One set of images particularly stuck out as I rifled through the album on yesterday’s warm spring afternoon; those from the Taste of Spring event I covered at Old Westbury Gardens last May. It was a completely perfect day, from the sunshine, to the breeze, to the numerous types of food that the caterers and bakers at Taste of Spring set forth. And while the gardens themselves exploded with color, the food was no different.
Pink Raspberry Macarons
One treat I couldn’t stop photographing were the macarons! A food photographer’s dream, these were, especially in the warm late afternoon light. The colors were magical and romantic, and so reminiscent of spring, that looking back on these pictures yesterday, I couldn’t help but daydream about macarons, just a little bit. And then I passed Laduree on my evening run, and, with patrons teeming out the front door, I knew these was a recipe worth sharing.
Lavender and salted caramel Macaron
Delicate, utterly feminine and pretty, classy and classic, and celebratory – macarons may have come back into vogue as of late, but they are always on trend in spring, when they seem to be the baked symbol of the bright, colorful re-birth of nature. We made these in culinary school, and were surprised to find that despite macaron-making horror stories of flat, dense cookies and overwhipped egg whites, they were actually quite easy and fool-proof to make. Don’t believe me? Try it yourself.
And your reward will be a springtime full of beautiful, colorful, sweet treats!
Below is a standard french macaron recipe that I find to be pretty fool-proof. You can customize this by adding one to three drops of food coloring, or flavored extracts like vanilla extract, lemon extract or rose water. Sandwich the macarons with chocolate ganache or salted caramel sauce (both below), or your favorite jam!
Classic French Macarons
Adapted from several recipes
Ingredients (please note all measurements are by weight, except for eggs which are by volume)
- 16 ounces of almond paste
- 12 ounces of granulated sugar
- 2 ounces of confectioners sugar
- 4 fluid ounces of egg whites
- 1 to 3 drops of food coloring, if desired
1. Preheat oven to 350°F. Spray a baking sheet with nonstick cooking spray and line with a piece of parchment paper.
2. Crumble the almond paste into small pieces. Combine with granulated sugar and confectioners sugar in the bowl of a standing mixer fixed with a paddle attachment. Mix on slow to combine sugar and almond paste until crumbly.
3. Next, add the egg whites one at a time, continuing to mix slowly. Scrape down the bowl after each egg white is added. If adding any food coloring or flavored extract, do so now.
4. Using a pastry bag with a straight 1/2″ to 3/4″ opening, pipe the macaron batter in small rounds onto the lined baking sheets, leaving 1 inch between each macaron. Lightly tap the sheet to settle the batter. Let the cookies sit at room temperature until a light crust forms, about 15 minutes.

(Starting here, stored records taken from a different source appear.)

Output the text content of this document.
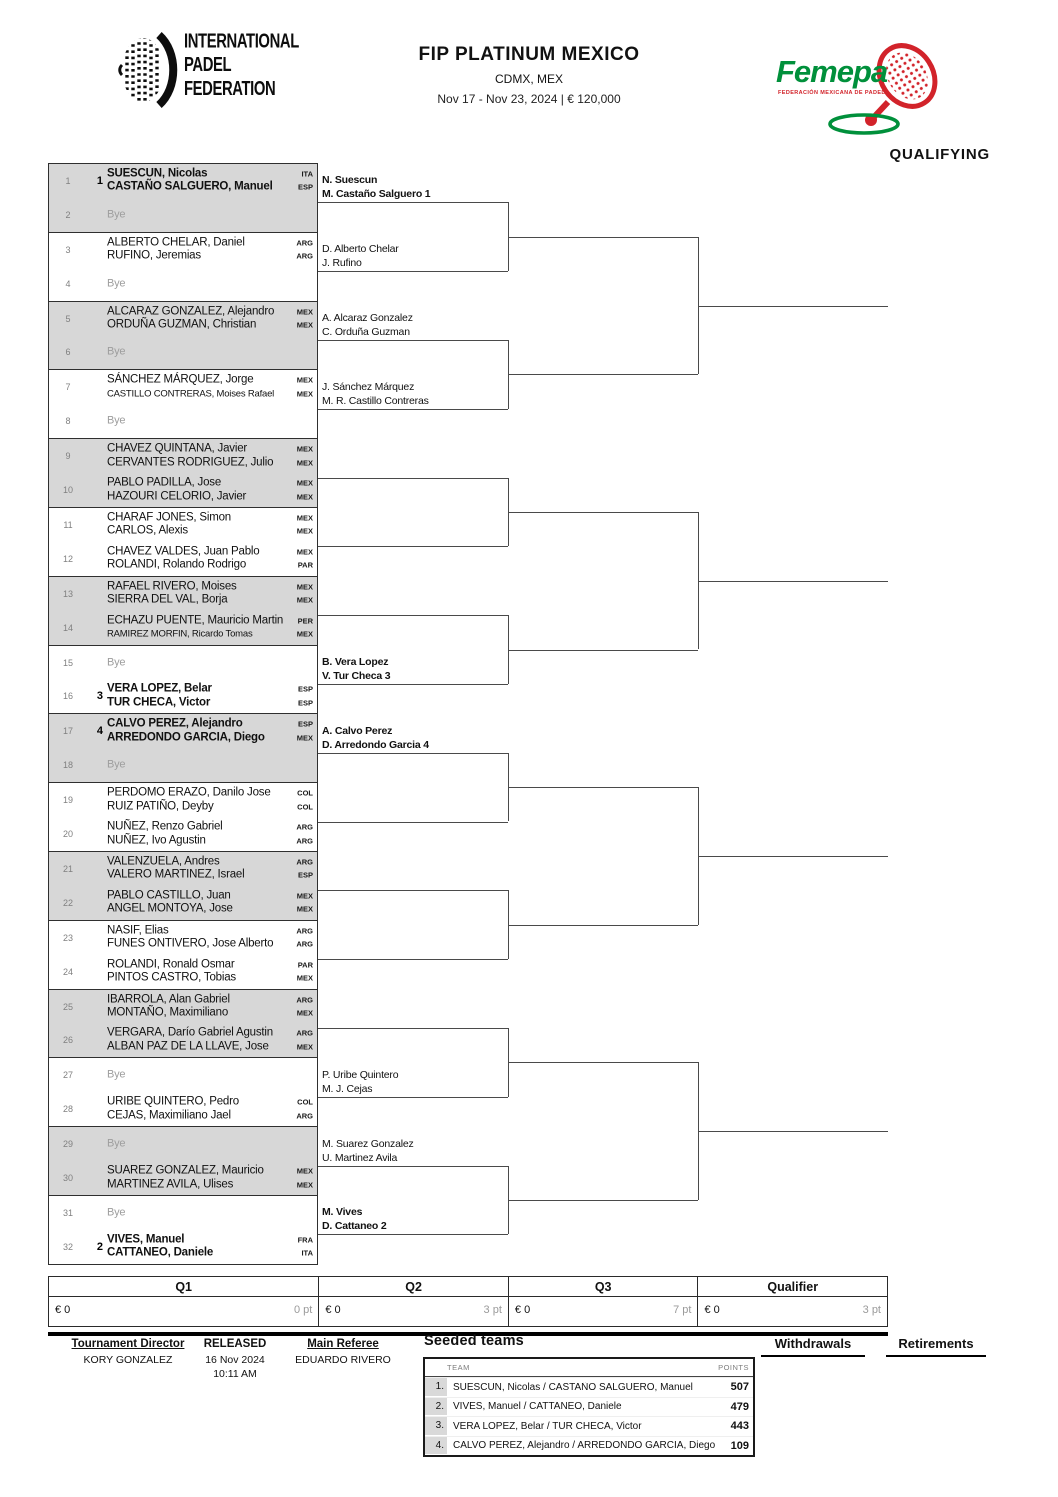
INTERNATIONAL
PADEL
FEDERATION
FIP PLATINUM MEXICO
CDMX, MEX
Nov 17 - Nov 23, 2024 | € 120,000
Femepa
FEDERACIÓN MEXICANA DE PADEL
QUALIFYING
1	1
SUESCUN, Nicolas	ITA
CASTAÑO SALGUERO, Manuel	ESP
2	Bye
3
ALBERTO CHELAR, Daniel	ARG
RUFINO, Jeremias	ARG
4	Bye
5
ALCARAZ GONZALEZ, Alejandro	MEX
ORDUÑA GUZMAN, Christian	MEX
6	Bye
7
SÁNCHEZ MÁRQUEZ, Jorge	MEX
CASTILLO CONTRERAS, Moises Rafael	MEX
8	Bye
9
CHAVEZ QUINTANA, Javier	MEX
CERVANTES RODRIGUEZ, Julio	MEX
10
PABLO PADILLA, Jose	MEX
HAZOURI CELORIO, Javier	MEX
11
CHARAF JONES, Simon	MEX
CARLOS, Alexis	MEX
12
CHAVEZ VALDES, Juan Pablo	MEX
ROLANDI, Rolando Rodrigo	PAR
13
RAFAEL RIVERO, Moises	MEX
SIERRA DEL VAL, Borja	MEX
14
ECHAZU PUENTE, Mauricio Martin PER
RAMIREZ MORFIN, Ricardo Tomas	MEX
15	Bye
16	3
VERA LOPEZ, Belar	ESP
TUR CHECA, Victor	ESP
17	4
CALVO PEREZ, Alejandro	ESP
ARREDONDO GARCIA, Diego	MEX
18	Bye
19
PERDOMO ERAZO, Danilo Jose	COL
RUIZ PATIÑO, Deyby	COL
20
NUÑEZ, Renzo Gabriel	ARG
NUÑEZ, Ivo Agustin	ARG
21
VALENZUELA, Andres	ARG
VALERO MARTINEZ, Israel	ESP
22
PABLO CASTILLO, Juan	MEX
ANGEL MONTOYA, Jose	MEX
23
NASIF, Elias	ARG
FUNES ONTIVERO, Jose Alberto	ARG
24
ROLANDI, Ronald Osmar	PAR
PINTOS CASTRO, Tobias	MEX
25
IBARROLA, Alan Gabriel	ARG
MONTAÑO, Maximiliano	MEX
26
VERGARA, Darío Gabriel Agustin	ARG
ALBAN PAZ DE LA LLAVE, Jose	MEX
27	Bye
28
URIBE QUINTERO, Pedro	COL
CEJAS, Maximiliano Jael	ARG
29	Bye
30
SUAREZ GONZALEZ, Mauricio	MEX
MARTINEZ AVILA, Ulises	MEX
31	Bye
32	2
VIVES, Manuel	FRA
CATTANEO, Daniele	ITA
N. Suescun
M. Castaño Salguero 1
D. Alberto Chelar
J. Rufino
A. Alcaraz Gonzalez
C. Orduña Guzman
J. Sánchez Márquez
M. R. Castillo Contreras
B. Vera Lopez
V. Tur Checa 3
A. Calvo Perez
D. Arredondo Garcia 4
P. Uribe Quintero
M. J. Cejas
M. Suarez Gonzalez
U. Martinez Avila
M. Vives
D. Cattaneo 2
Q1
€ 0	0 pt
Q2
€ 0	3 pt
Q3
€ 0	7 pt
Qualifier
€ 0	3 pt
Tournament Director
KORY GONZALEZ
RELEASED
16 Nov 2024
10:11 AM
Main Referee
EDUARDO RIVERO
Seeded teams
TEAM	POINTS
1. SUESCUN, Nicolas / CASTAÑO SALGUERO, Manuel	507
2. VIVES, Manuel / CATTANEO, Daniele	479
3. VERA LOPEZ, Belar / TUR CHECA, Victor	443
4. CALVO PEREZ, Alejandro / ARREDONDO GARCIA, Diego	109
Withdrawals	Retirements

5. If desired, sprinkle macarons with granulated sugar. Bake at 350º F for 10 minutes, rotating once halfway through baking. Macarons are done when they are well puffed. Remove from oven and allow to cool.
6. Peel cookies from the parchment paper, moistening the back of the paper if necessary. Spread one cookie with about 1/2 a tablespoon of desired filling, and sandwich!
Chocolate Ganache Filling - Makes about 1 1/2 cups of ganache
- 8 ounces (by weight) of semi sweet chocolate
- 8 fluid ounces of heavy cream
- 1/8 tsp of a flavored extract or liquor, such as raspberry or peppermint extract, if desired
Salted Caramel Filling
Adapted from this salted caramel recipe
- 1/2 cup granulated sugar
- 2 tablespoons of water
- 2 fluid ounces of heavy cream
- 1 tablespoon of unsalted butter
- 3/4 teaspoon of Fleur de Sel, crushed sea salt, or kosher salt
1. Start by combining the sugar and water in a heavy bottomed saucepan over medium-low heat until the sugar dissolves. Increase the heat and bring to a boil without stirring. Boil until the syrup is a deep amber color, about 5 to 7 minutes. Watch this carefully – it’s not the time to walk away from the stove.
2. Remove from the heat and carefully whisk in the heavy cream. The mixture will bubble up in the pan, so be careful. Stir in the unsalted butter and sea salt.
3. Transfer the caramel to a dish and cool. Hold at room temperature until ready to use, or return to heat to soften. Will set in fridge.